ベンチャーキャピタルやエンジェル投資家から出資を受けるようなビジネスモデルは、はじめは債務超過になることを前提に事業に投資をして、一気に市場のシェアを獲得してから上場する、利益を出すというビジネスモデルも少なくありません。
ただし、投資家が投資したくなるビジネスモデルは限られていますし、株式も渡すことになるので極めて難しく、リスクの高い資金調達方法です。
クラウドファンディング
近年注目されている方法として、クラウドファンディングで資金調達を行う方法も考えられます。クラウドファンディングは、実質的には商品やサービスの注文を前入金で獲得している状態です。
クラウドファンディングによって資金調達すると、後でユーザーに返礼品を返す必要がありますが、先に資金が入ってくるので直近の資金繰りは改善されます。
魅力的な商品やサービスを開発していて、資金が足りないという場合はクラウドファンディングによる資金調達も検討してみても良いでしょう。
債務超過にならないために
以上のように債務超過に陥った場合の資金調達について説明しましたが、重要なのはそもそも債務超過に陥らないことです。
債務超過に陥らないためには、本業できちんと利益を生み出す必要があります。

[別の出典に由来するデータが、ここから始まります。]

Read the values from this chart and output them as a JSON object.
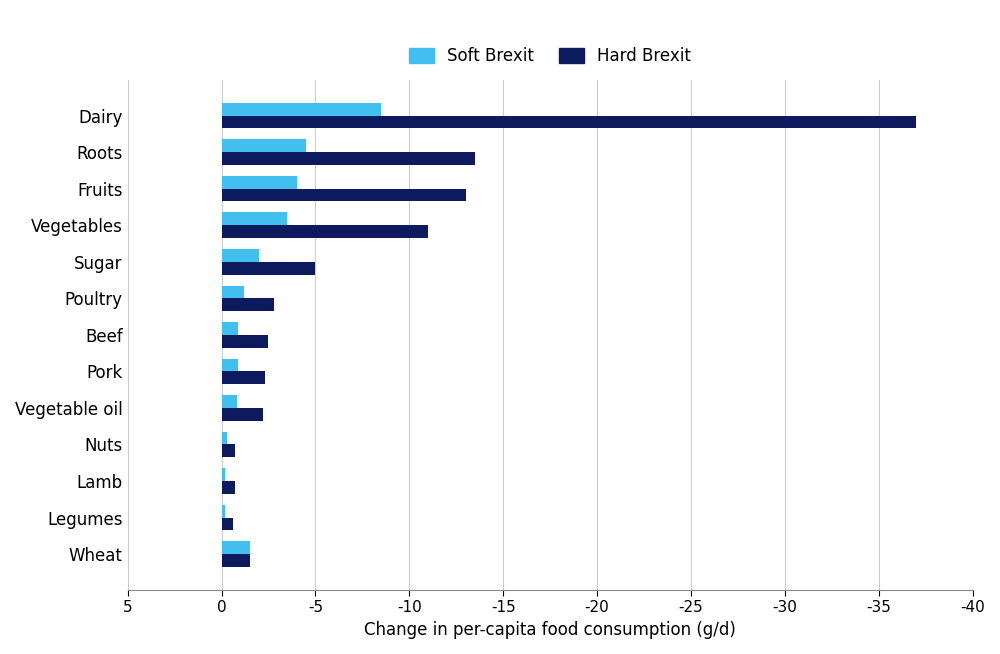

例えば、原価管理を行って赤字の商売を無くしたり、無駄な販管費をカット、採算の合わない仕事は引き受けない等、日々の収益改善が会社に残る利益を増やして、債務超過になることを防ぎます。
企業が債務超過になる場合は、ある日突然、債務超過に陥るのではなく、このままの経営を続けるとどの位の時期に債務超過になるのか気づいていながら債務超過に陥っているはずです。
はやめに問題を意識して、経営を立て直したり、経営者の個人資産などから増資をすることが重要です。債務超過になってから慌てるのではなく、債務超過になる前に資金調達もきちんと行った方が良いでしょう。
まとめ
以上のように債務超過でも銀行から借り入れができるのか、債務超過でもできる資金調達方法としてどのような手段があるのかについて説明してきました。
債務超過に陥ったとしても倒産するとは限りませんし、銀行から融資を受けられる可能性もあります。ただし、そのためには債務超過をどのように解消するのか、実現可能性の高い道筋をきちんと示す必要があります。
また、銀行が資金を貸してくれないとしても、ファクタリング、エンジェルからの投資、クラウドファンディングなどまだ残されている資金調達方法はあります。
ただし、いずれにしても重要なのは債務超過になるまえにきちんと対策を行うことです。債務超過に陥った企業の経営者の多くは、このまま経営状態を改善できないと債務超過に陥ると気づきながら体質を変えることができずに債務超過に陥っているはずです。
債務超過に陥る前なら銀行からの借入を行いやすいですし、資金繰りもまだましなはずです。債務超過に陥らないためにも、早め早めの経営改善が必要です。